Environmental Factors: What are some of the environmental factors that the dataset takes into consideration? Does it assume that no one lives on a water body or protected area?

Covariates: Is the user trying to understand the relationship between population density and another factor? If so, selecting a product that does not include that factor as a covariate may be beneficial, as the dataset will include the preexisting assumption of how that factor affects population distribution.
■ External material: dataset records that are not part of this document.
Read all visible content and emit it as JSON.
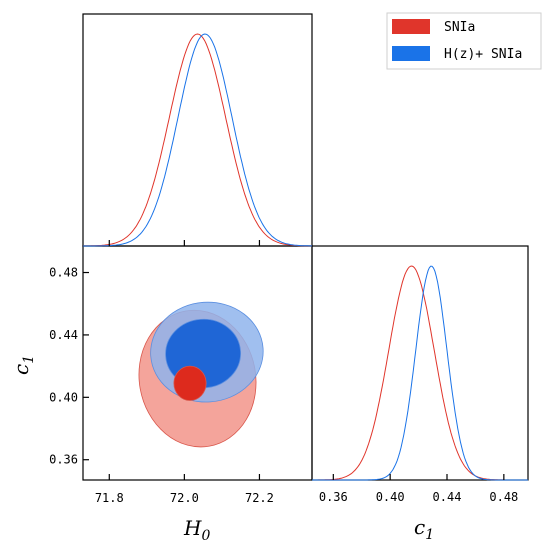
{
  "colors": {
    "snia": "#e0352b",
    "hz_snia": "#1a73e8",
    "snia_outer": "#f4a49b",
    "hz_outer": "#8fb4ec",
    "hz_inner": "#1f66d6",
    "snia_inner": "#dd2a1d"
  },
  "chart_data": {
    "type": "corner",
    "params": {
      "H0": {
        "label": "H",
        "sub": "0"
      },
      "c1": {
        "label": "c",
        "sub": "1"
      }
    },
    "legend": {
      "placement": "top-right",
      "entries": [
        "SNIa",
        "H(z)+ SNIa"
      ]
    },
    "panels": {
      "h0_marginal": {
        "xlim": [
          71.73,
          72.34
        ],
        "series": [
          {
            "name": "SNIa",
            "mean": 72.035,
            "sigma": 0.075
          },
          {
            "name": "H(z)+ SNIa",
            "mean": 72.055,
            "sigma": 0.072
          }
        ]
      },
      "c1_marginal": {
        "xlim": [
          0.345,
          0.497
        ],
        "xticks": [
          0.36,
          0.4,
          0.44,
          0.48
        ],
        "xtick_labels": [
          "0.36",
          "0.40",
          "0.44",
          "0.48"
        ],
        "series": [
          {
            "name": "SNIa",
            "mean": 0.415,
            "sigma": 0.016
          },
          {
            "name": "H(z)+ SNIa",
            "mean": 0.429,
            "sigma": 0.011
          }
        ]
      },
      "joint": {
        "xlim": [
          71.73,
          72.34
        ],
        "ylim": [
          0.347,
          0.497
        ],
        "xticks": [
          71.8,
          72.0,
          72.2
        ],
        "xtick_labels": [
          "71.8",
          "72.0",
          "72.2"
        ],
        "yticks": [
          0.36,
          0.4,
          0.44,
          0.48
        ],
        "ytick_labels": [
          "0.36",
          "0.40",
          "0.44",
          "0.48"
        ],
        "contours": [
          {
            "series": "SNIa",
            "level": "2sigma",
            "cx": 72.035,
            "cy": 0.412,
            "rx": 0.155,
            "ry": 0.044,
            "tilt": 10
          },
          {
            "series": "H(z)+ SNIa",
            "level": "2sigma",
            "cx": 72.06,
            "cy": 0.429,
            "rx": 0.15,
            "ry": 0.032,
            "tilt": 4
          },
          {
            "series": "H(z)+ SNIa",
            "level": "1sigma",
            "cx": 72.05,
            "cy": 0.428,
            "rx": 0.1,
            "ry": 0.022,
            "tilt": 4
          },
          {
            "series": "SNIa",
            "level": "1sigma",
            "cx": 72.015,
            "cy": 0.409,
            "rx": 0.043,
            "ry": 0.011,
            "tilt": 0
          }
        ]
      }
    }
  }
}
Read our POPGRID StoryMap to learn more about the methods used for gridded population datasets

The Way Forward 

A number of initiatives have begun to share real-world applications of EO and remote sensing data for the SDGs, which is helping to encourage fit-for-purpose approaches. EO4SDGs recently launched the EO Toolkit for Sustainable Cities and Human Settlements, which highlights use cases on how EO-derived data are selected and used to address specific urban challenges across different geographies and timeframes. Additionally, our upcoming AGU 2021 session will address fitness-for-use guidelines concerning georeferenced population and infrastructure data for humanitarian response and disaster risk management.

How we approach the framework of fit-for-purpose data and monitoring systems will determine the outcome of the Global Goals, and as new products and technologies offer us more information about the state of sustainable development, we must ensure that the necessary tools and resources are also made available to empower policymakers, researchers, and citizens to ask the right questions to produce more sustainable and equitable solutions.